3. Diese Abstimmung muss entgegen einer in der Literatur vertretenen Auffassung nicht in einer Betriebsversammlung stattfinden.
4. Die Abstimmung ist jedoch unwirksam, wenn sie über einen Zeitraum von mehr als 4 Wochen ausgedehnt wird und Stimmen solange zugelassen werden, bis die notwendige Mehrheit für die Teilnahme an der BR-Wahl zum Hauptbetrieb erreicht ist.
5. Findet die Abstimmung gemäß § 4 Abs. 1 Satz 3 BetrVG auf Initiative des BR des Hauptbetriebs statt, bedarf es zu ihrer Rechtmäßigkeit eines wirksamen BR-Beschlusses.
6. Wird bei dieser Beschlussfassung ein Ersatzmitglied des BR nicht zur Sitzung geladen, ist der Beschluss nur dann rechtmäßig, wenn das Ersatzmitglied unmissverständlich erklärt hat, nicht in den BR nachrücken zu wollen.

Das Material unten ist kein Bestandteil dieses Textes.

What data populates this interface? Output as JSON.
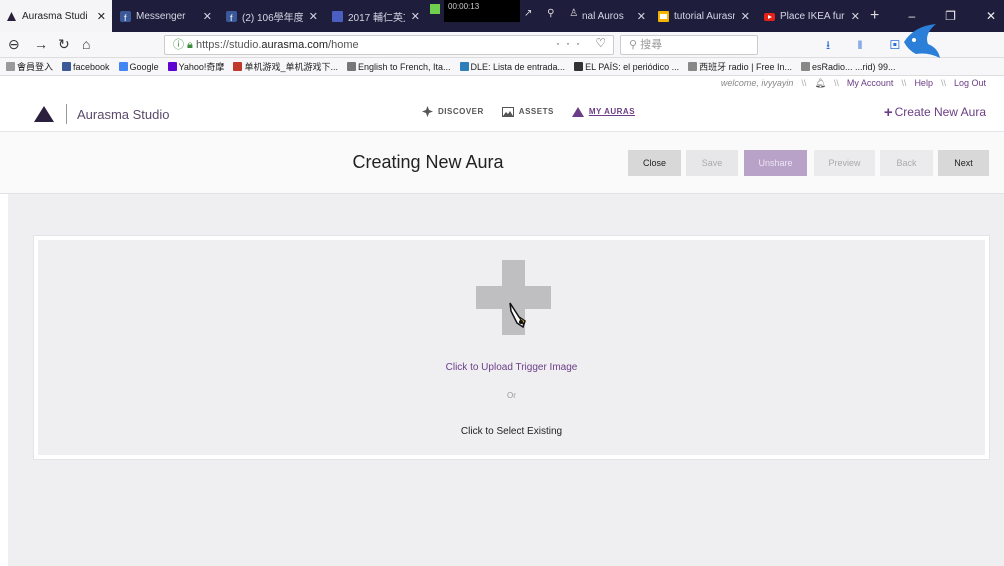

7. Es bleibt unentschieden, ob der BR dessen Wahl erfolgreich angefochten worden ist, vor Rechtskraft des Beschlusses einen Wahlvorstand für die Neuwahl eines BR bestimmen kann, ohne selbst seinen Rücktritt zu erklären.
Normenkette
BetrVG § 1 Abs. 1 S. 1, § 4 Abs. 1 Sätze 1-3, § 18 Abs. 2; BGB § 622 Abs. 1
Verfahrensgang
ArbG Lübeck (Entscheidung vom 24.10.2012; Aktenzeichen 4 BV 29/12) |
Tenor
Die Beschwerde von Betriebsrat und Arbeitgeberin gegen den Beschluss des Arbeitsgerichts Lübeck vom 24.10.2012 - 4 BV 29/12 - wird zurückgewiesen.
Die Rechtsbeschwerde wird zugelassen.
Gründe
A.
Die Beteiligten streiten über die Wirksamkeit einer Betriebsratswahl sowie darüber, ob an einzelnen Standorten ein eigener Betriebsrat zu wählen ist.
Die Beteiligte zu 3. (Arbeitgeberin) ist ein Unternehmen der Gebäudereinigung mit Hauptsitz in L.. Sie betreibt bundesweit 25 Dienststellen und Standorte, darunter einen Standort in F. und einen in H..
Der Standort F. ist 160 Kilometer vom Hauptsitz entfernt. Die Fahrtzeit zum Standort mit dem Pkw beträgt für die einfache Strecke ca. 2 Stunden. Im Juli 2009 waren dort 243 Mitarbeiter beschäftigt.
Der Standort in H. ist 134 Kilometer vom Hauptsitz entfernt. Die Fahrtzeit zum Standort mit dem Pkw für die einfache Strecke beträgt ebenfalls ca. 2 Stunden. Im Juli 2009 waren dort 307 Mitarbeiter beschäftigt.
Beide Standorte werden jeweils von einem Niederlassungsleiter geführt. Ferner sind dort kaufmännische Mitarbeiter (technische Bereichsleiter, Objektleiter, Innendienstmitarbeiter) sowie gewerblich Beschäftigte (Reinigungskräfte) tätig. Die Niederlassung ist zur Einstellung gewerblich Beschäftigter berechtigt. Die weiteren Befugnisse des Niederlassungsleiters sind zwischen den Beteiligten streitig.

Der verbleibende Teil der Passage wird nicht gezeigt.